Collecting reliable and accurate information on what people eat is essential to monitoring the quality of the diet at a population level and to make meaningful recommendations to improve health.
While there are different ways of doing this, most rely on people’s ability to remember and report what they have eaten, so there is definitely some room for error.
More accurate methods of estimating energy intake do exist - such as measuring how much energy the body is burning up using water labelled with 'marker isotopes' – but they are often cost prohibitive.
To see just how accurately energy intake is reported and whether this differs between men and women, George Institute researchers combed the scientific literature to find studies that compared self-reported energy intakes with energy expenditure using the labelled water method.
31 studies were included in the systematic review and meta-analysis. These studies used a range of different self-report methods, which require participants to recall what they had eaten over different time periods, to collect self-reported dietary intake data.
“We found that overall, both women and men significantly underestimate total energy intake across the different dietary assessment methods used,” said lead author and PhD Candidate Briar McKenzie.

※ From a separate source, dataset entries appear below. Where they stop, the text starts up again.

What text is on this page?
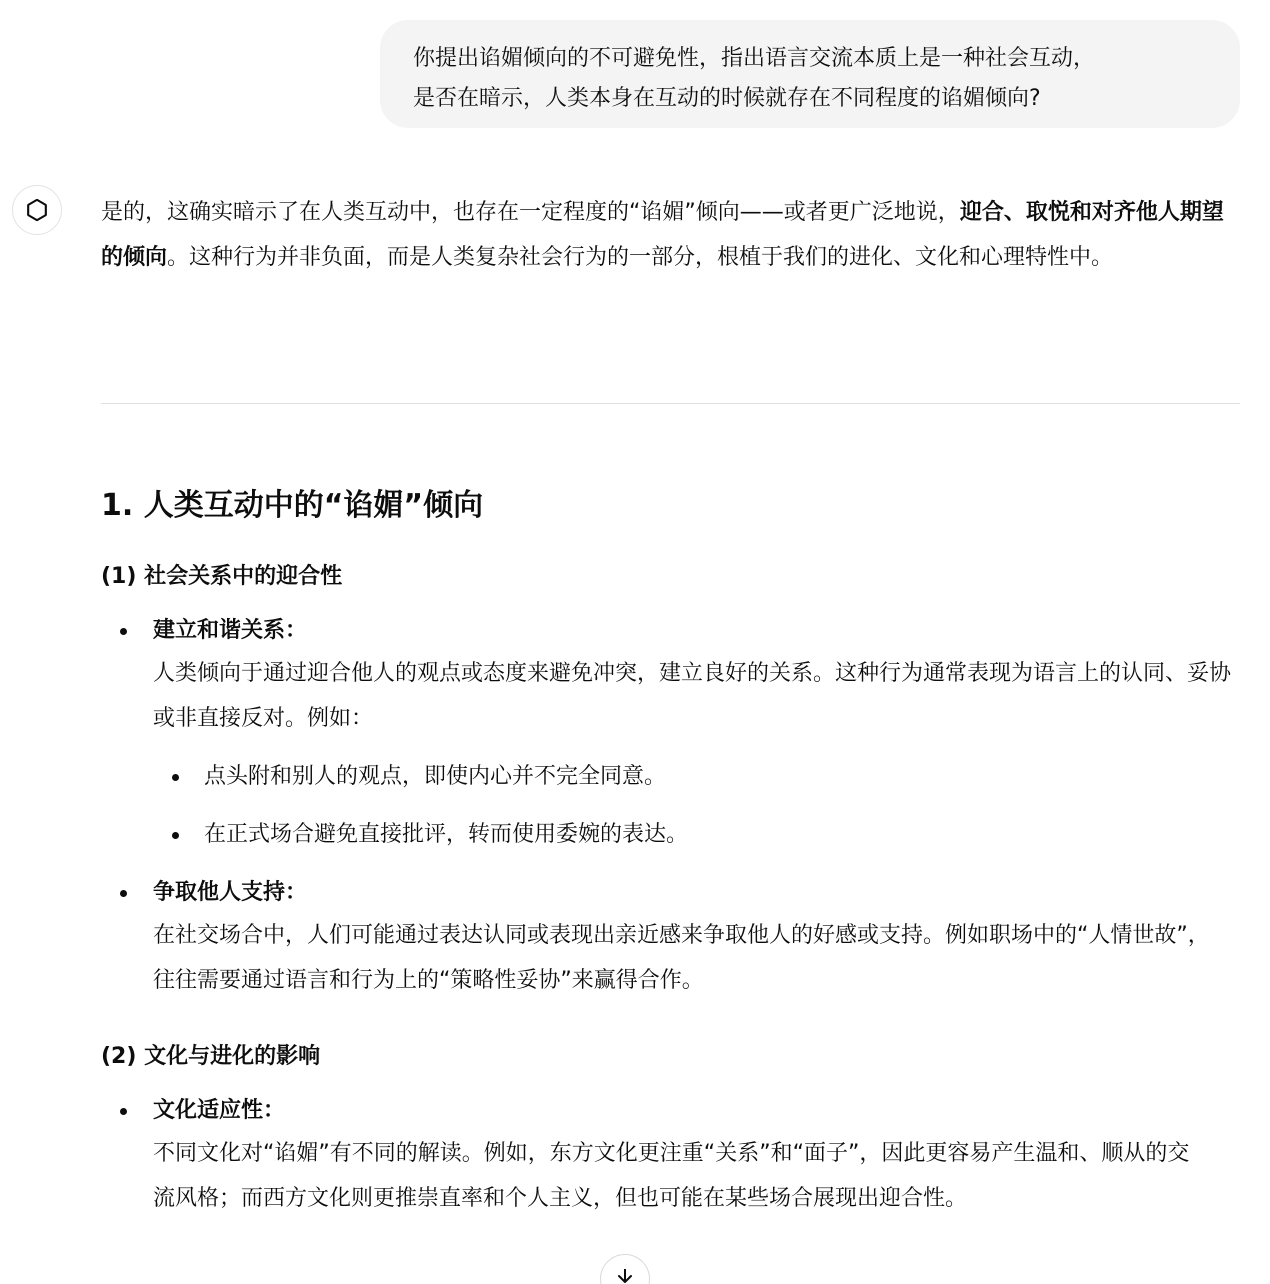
你提出谄媚倾向的不可避免性，指出语言交流本质上是一种社会互动，

是否在暗示，人类本身在互动的时候就存在不同程度的谄媚倾向?

是的，这确实暗示了在人类互动中，也存在一定程度的“谄媚”倾向——或者更广泛地说，迎合、取悦和对齐他人期望的倾向。这种行为并非负面，而是人类复杂社会行为的一部分，根植于我们的进化、文化和心理特性中。

1. 人类互动中的“谄媚”倾向
(1) 社会关系中的迎合性
建立和谐关系：

人类倾向于通过迎合他人的观点或态度来避免冲突，建立良好的关系。这种行为通常表现为语言上的认同、妥协或非直接反对。例如：

点头附和别人的观点，即使内心并不完全同意。
在正式场合避免直接批评，转而使用委婉的表达。
争取他人支持：

在社交场合中，人们可能通过表达认同或表现出亲近感来争取他人的好感或支持。例如职场中的“人情世故”，往往需要通过语言和行为上的“策略性妥协”来赢得合作。

(2) 文化与进化的影响
文化适应性：

不同文化对“谄媚”有不同的解读。例如，东方文化更注重“关系”和“面子”，因此更容易产生温和、顺从的交流风格；而西方文化则更推崇直率和个人主义，但也可能在某些场合展现出迎合性。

“Although it appeared that 24-hour diet recalls supplemented with photos of foods and drinks consumed were more accurate, there were only two studies that used this method, so while promising, this was not conclusive.”
While previous research has suggested that perhaps women might underestimate energy intake to a greater extent than men, no significant differences were identified based on sex in this study.
“Poor diets account for a quarter of all deaths globally and the burden of diet-related disease is increasing, so accurate monitoring at a population level is crucial to addressing this burgeoning threat to public health,” Briar added.
“Our study suggests that the limitations of dietary recall methods need to be accounted for when investigating sex and gender differences in diet-disease relationships, particularly those that inform nutrition guidelines and policies.”